The fuel elements are for Training, Research, Isotopes, General Atomics (TRIGA) reactors, which were designed in part by nuclear physicist Edward Teller and mathematician and physicist Freeman Dyson. They are pool-type reactors, which don’t require the kind of containment needed for large commercial nuclear power plants. Several TRIGA reactors are still operated by U.S. universities, government entities, and private companies.

The TRIGA reactor at UT’s Nuclear Engineering Teaching Laboratory reached initial criticality in 1992 with a licensed power limit of 1.1 megawatt. The facility supports education, research, and other work through elemental analysis, neutron research, and isotope production. In a typical year, the laboratory analyzes 1,000 to 2,000 samples and completes two dozen isotope shipments for other organizations.
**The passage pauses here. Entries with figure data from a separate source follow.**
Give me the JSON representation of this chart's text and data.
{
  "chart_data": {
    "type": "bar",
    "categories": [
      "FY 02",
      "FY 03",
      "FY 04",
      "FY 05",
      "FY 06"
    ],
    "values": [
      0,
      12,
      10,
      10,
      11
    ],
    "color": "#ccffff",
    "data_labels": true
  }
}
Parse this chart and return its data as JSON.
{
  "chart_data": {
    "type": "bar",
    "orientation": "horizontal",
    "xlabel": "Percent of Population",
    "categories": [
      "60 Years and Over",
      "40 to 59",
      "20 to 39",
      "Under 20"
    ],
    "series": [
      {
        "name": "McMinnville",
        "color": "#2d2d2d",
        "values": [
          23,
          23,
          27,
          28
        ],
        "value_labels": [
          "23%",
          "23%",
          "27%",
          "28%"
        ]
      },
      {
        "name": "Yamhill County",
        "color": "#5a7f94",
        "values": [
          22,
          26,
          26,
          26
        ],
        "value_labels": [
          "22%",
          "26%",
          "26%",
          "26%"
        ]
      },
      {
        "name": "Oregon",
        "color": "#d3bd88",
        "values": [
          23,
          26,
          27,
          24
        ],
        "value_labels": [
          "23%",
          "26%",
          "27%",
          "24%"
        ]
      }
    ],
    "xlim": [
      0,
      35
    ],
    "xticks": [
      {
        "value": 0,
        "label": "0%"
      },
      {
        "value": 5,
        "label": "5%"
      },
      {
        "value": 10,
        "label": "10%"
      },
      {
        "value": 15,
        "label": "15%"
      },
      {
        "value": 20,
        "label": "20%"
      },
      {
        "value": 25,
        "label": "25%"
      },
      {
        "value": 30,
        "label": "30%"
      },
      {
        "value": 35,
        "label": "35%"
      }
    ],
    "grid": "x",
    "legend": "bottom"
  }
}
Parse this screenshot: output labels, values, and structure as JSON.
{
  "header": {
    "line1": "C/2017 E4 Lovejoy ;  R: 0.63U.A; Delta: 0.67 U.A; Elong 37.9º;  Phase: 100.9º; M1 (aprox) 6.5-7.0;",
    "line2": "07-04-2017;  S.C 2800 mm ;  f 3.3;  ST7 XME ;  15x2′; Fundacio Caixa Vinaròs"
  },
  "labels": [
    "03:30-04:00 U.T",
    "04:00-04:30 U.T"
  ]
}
The UT nuclear program includes hands-on courses using the reactor, and has granted 69 doctoral and 122 master’s degrees since 1997.

The USGS’s 1-megawatt TRIGA reactor has irradiated nearly half a million rock, mineral, plant, and animal specimen samples to determine their elemental compositions since the reactor first went online in 1969.

Last year, EM, Fluor Idaho, and DOE’s Office of Nuclear Energy worked together to provide TRIGA fuel elements for a University of Maryland research reactor.